Much of the critical food, water, shelter and medicine for people displaced by war and
persecution is funded through the Migration and Refugee Assistance and International
Disaster Assistance accounts. Migration and Refugee Assistance also funds the
resettlement of refugees in the United States, while IDA funds allow Washington to
respond to natural disasters.
These two accounts represent less than one-tenth of 1 percent of the entire federal
budget. So it is hard to understand why they have been targeted for such large cuts. The
2011 budget passed by the House would slash the Migration and Refugee Assistance
account by more than 40 percent. The International Disaster Assistance account would be
cut to less than half.
Make no mistake: This money saves lives. Here are a few examples of the effect that U.S.
support has had in real terms for real people.
In Iraq, more than half the 1.5 million people now displaced internally are in desperate
need of shelter. The most vulnerable include about 500,000 people who live as squatters
in slum areas.
But with funding through the U.S. Bureau of Population, Refugees and Migration, the
basic humanitarian conditions have improved in these settlements. Washington also has
played a crucial role in promoting long-term solutions, like allocating land to people and
constructing new housing complexes. Abandoning these projects now would be a moral
and strategic blunder.
When the devastating magnitude 7 earthquake hit Haiti last January, in a matter of
seconds, hundreds of thousands of people were crushed by fallen buildings. A million
were instantly made homeless. The United States reacted immediately, through the
USAID Office of Foreign Disaster Assistance, to minimize the suffering and help the
Haitian people begin to rebuild their lives.
Just last month, Sudanese-Americans across the United States joined their countrymen
and women in a historic vote that will see the creation of a new nation. Those Sudanese-
Americans know firsthand the role that the United States played in helping them resettle
here. Now, they watch as U.S. support helps their friends and family back home begin the
process of building a new country.
For example, the Office of Foreign Disaster Assistance gave $4 million to help other
agencies establish contingency plans around the referendum. These funds proved
invaluable when 200,000 people returned to South Sudan, excited by the possibility of
determining the future of their country. As convoys made their way south, tens of
thousands of people ended up stranded in cities or along the road. This funding allowed
agencies to provide those people with food, health care and other basic necessities.

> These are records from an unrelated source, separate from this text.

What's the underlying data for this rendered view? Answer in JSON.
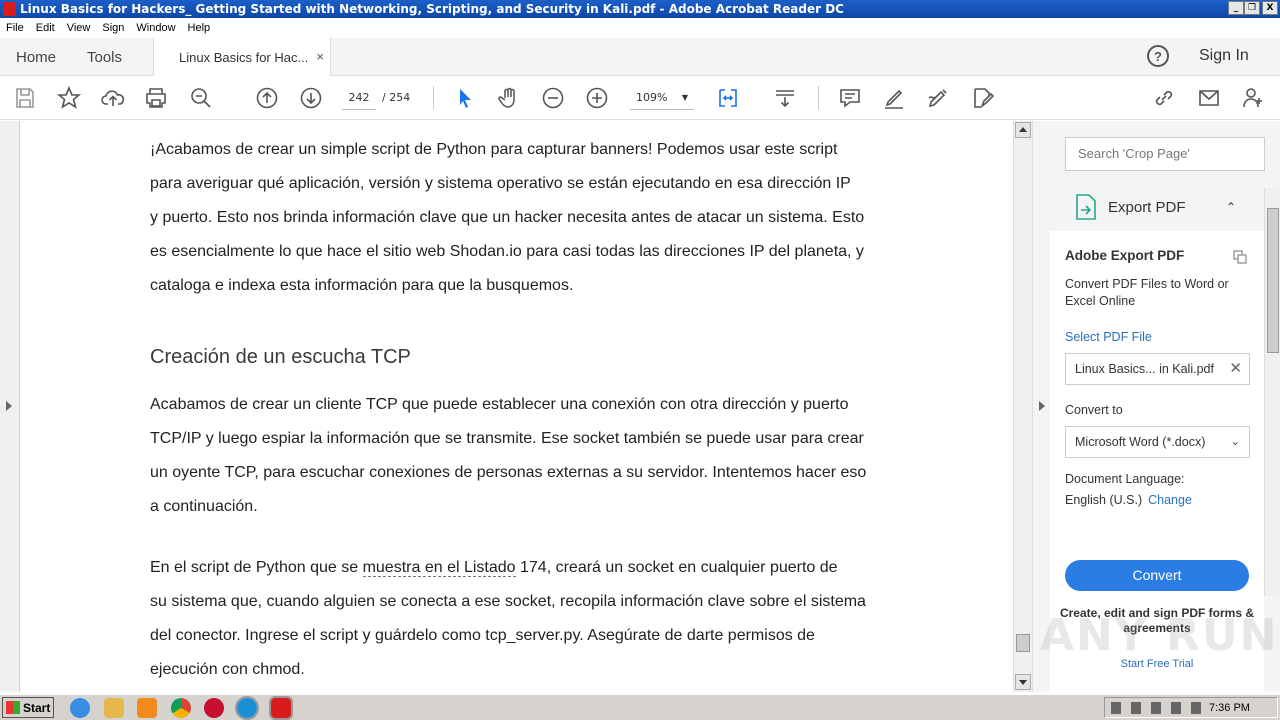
{
  "window": {
    "title": "Linux Basics for Hackers_ Getting Started with Networking, Scripting, and Security in Kali.pdf - Adobe Acrobat Reader DC",
    "minimize": "_",
    "restore": "❐",
    "close": "X"
  },
  "menu": [
    "File",
    "Edit",
    "View",
    "Sign",
    "Window",
    "Help"
  ],
  "tabs": {
    "home": "Home",
    "tools": "Tools",
    "document": "Linux Basics for Hac...",
    "close": "×",
    "help": "?",
    "sign_in": "Sign In"
  },
  "toolbar": {
    "page_current": "242",
    "page_total": "/ 254",
    "zoom": "109%",
    "zoom_arrow": "▼"
  },
  "document": {
    "para1": [
      "¡Acabamos de crear un simple script de Python para capturar banners! Podemos usar este script",
      "para averiguar qué aplicación, versión y sistema operativo se están ejecutando en esa dirección IP",
      "y puerto. Esto nos brinda información clave que un hacker necesita antes de atacar un sistema. Esto",
      "es esencialmente lo que hace el sitio web Shodan.io para casi todas las direcciones IP del planeta, y",
      "cataloga e indexa esta información para que la busquemos."
    ],
    "heading": "Creación de un escucha TCP",
    "para2": [
      "Acabamos de crear un cliente TCP que puede establecer una conexión con otra dirección y puerto",
      "TCP/IP y luego espiar la información que se transmite. Ese socket también se puede usar para crear",
      "un oyente TCP, para escuchar conexiones de personas externas a su servidor. Intentemos hacer eso",
      "a continuación."
    ],
    "para3": {
      "line1_pre": "En el script de Python que se ",
      "line1_link": "muestra en el Listado",
      "line1_post": " 174, creará un socket en cualquier puerto de",
      "lines": [
        "su sistema que, cuando alguien se conecta a ese socket, recopila información clave sobre el sistema",
        "del conector. Ingrese el script y guárdelo como tcp_server.py. Asegúrate de darte permisos de",
        "ejecución con chmod."
      ]
    }
  },
  "right_panel": {
    "search_placeholder": "Search 'Crop Page'",
    "export_title": "Export PDF",
    "export_chevron": "⌃",
    "card_title": "Adobe Export PDF",
    "card_desc": "Convert PDF Files to Word or Excel Online",
    "select_file": "Select PDF File",
    "file_name": "Linux Basics... in Kali.pdf",
    "file_remove": "✕",
    "convert_to": "Convert to",
    "format": "Microsoft Word (*.docx)",
    "format_chevron": "⌄",
    "doc_language_label": "Document Language:",
    "doc_language": "English (U.S.)",
    "change": "Change",
    "convert_button": "Convert",
    "promo": "Create, edit and sign PDF forms & agreements",
    "trial": "Start Free Trial"
  },
  "watermark": "ANY RUN",
  "taskbar": {
    "start": "Start",
    "clock": "7:36 PM"
  },
  "colors": {
    "accent": "#2b7de4",
    "title_bar": "#1b5fc7",
    "link": "#2a6fbd"
  }
}
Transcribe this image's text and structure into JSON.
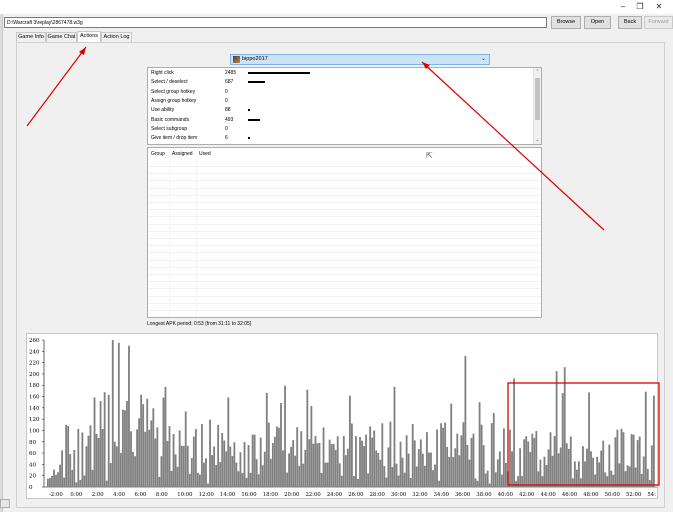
{
  "window": {
    "minimize_glyph": "–",
    "restore_glyph": "❐",
    "close_glyph": "✕"
  },
  "toolbar": {
    "path_value": "D:\\Warcraft 3\\replay\\2867478.w3g",
    "browse_label": "Browse",
    "open_label": "Open",
    "back_label": "Back",
    "forward_label": "Forward"
  },
  "tabs": [
    {
      "label": "Game Info"
    },
    {
      "label": "Game Chat"
    },
    {
      "label": "Actions"
    },
    {
      "label": "Action Log"
    }
  ],
  "player": {
    "selected": "bippo2017",
    "icon": "hero-portrait-icon"
  },
  "actions": [
    {
      "name": "Right click",
      "value": "2485",
      "count": 2485
    },
    {
      "name": "Select / deselect",
      "value": "687",
      "count": 687
    },
    {
      "name": "Select group hotkey",
      "value": "0",
      "count": 0
    },
    {
      "name": "Assign group hotkey",
      "value": "0",
      "count": 0
    },
    {
      "name": "Use ability",
      "value": "88",
      "count": 88
    },
    {
      "name": "Basic commands",
      "value": "493",
      "count": 493
    },
    {
      "name": "Select subgroup",
      "value": "0",
      "count": 0
    },
    {
      "name": "Give item / drop item",
      "value": "6",
      "count": 6
    }
  ],
  "group_table": {
    "columns": [
      "Group",
      "Assigned",
      "Used"
    ]
  },
  "apm_label": "Longest APK period: 0:53 (from 31:11 to 32:05)",
  "colors": {
    "bar": "#808080",
    "highlight": "#e00000",
    "selection": "#cce4f7"
  },
  "chart_data": {
    "type": "bar",
    "y_ticks": [
      "260",
      "240",
      "220",
      "200",
      "180",
      "160",
      "140",
      "120",
      "100",
      "80",
      "60",
      "40",
      "20",
      "0"
    ],
    "ylim": [
      0,
      260
    ],
    "x_ticks": [
      "-2:00",
      "0:00",
      "2:00",
      "4:00",
      "6:00",
      "8:00",
      "10:00",
      "12:00",
      "14:00",
      "16:00",
      "18:00",
      "20:00",
      "22:00",
      "24:00",
      "26:00",
      "28:00",
      "30:00",
      "32:00",
      "34:00",
      "36:00",
      "38:00",
      "40:00",
      "42:00",
      "44:00",
      "46:00",
      "48:00",
      "50:00",
      "52:00",
      "54:"
    ],
    "peaks": [
      {
        "x": "4:00",
        "value": 260
      },
      {
        "x": "4:30",
        "value": 255
      },
      {
        "x": "5:30",
        "value": 250
      },
      {
        "x": "36:30",
        "value": 232
      },
      {
        "x": "44:50",
        "value": 205
      },
      {
        "x": "45:40",
        "value": 212
      },
      {
        "x": "41:00",
        "value": 192
      }
    ]
  }
}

If senators can restore humanitarian funding to at least fiscal 2010 levels, that would allow
the U.S. government to continue providing critical assistance to victims of war, persecution
and natural disasters.
These small pots of money reap tremendous rewards for displaced people around the
world. Such investment should be an obvious choice to make.

Michel Gabaudan is president of Refugees International, an advocacy group that receives


no funding from the U.S. government or the United Nations.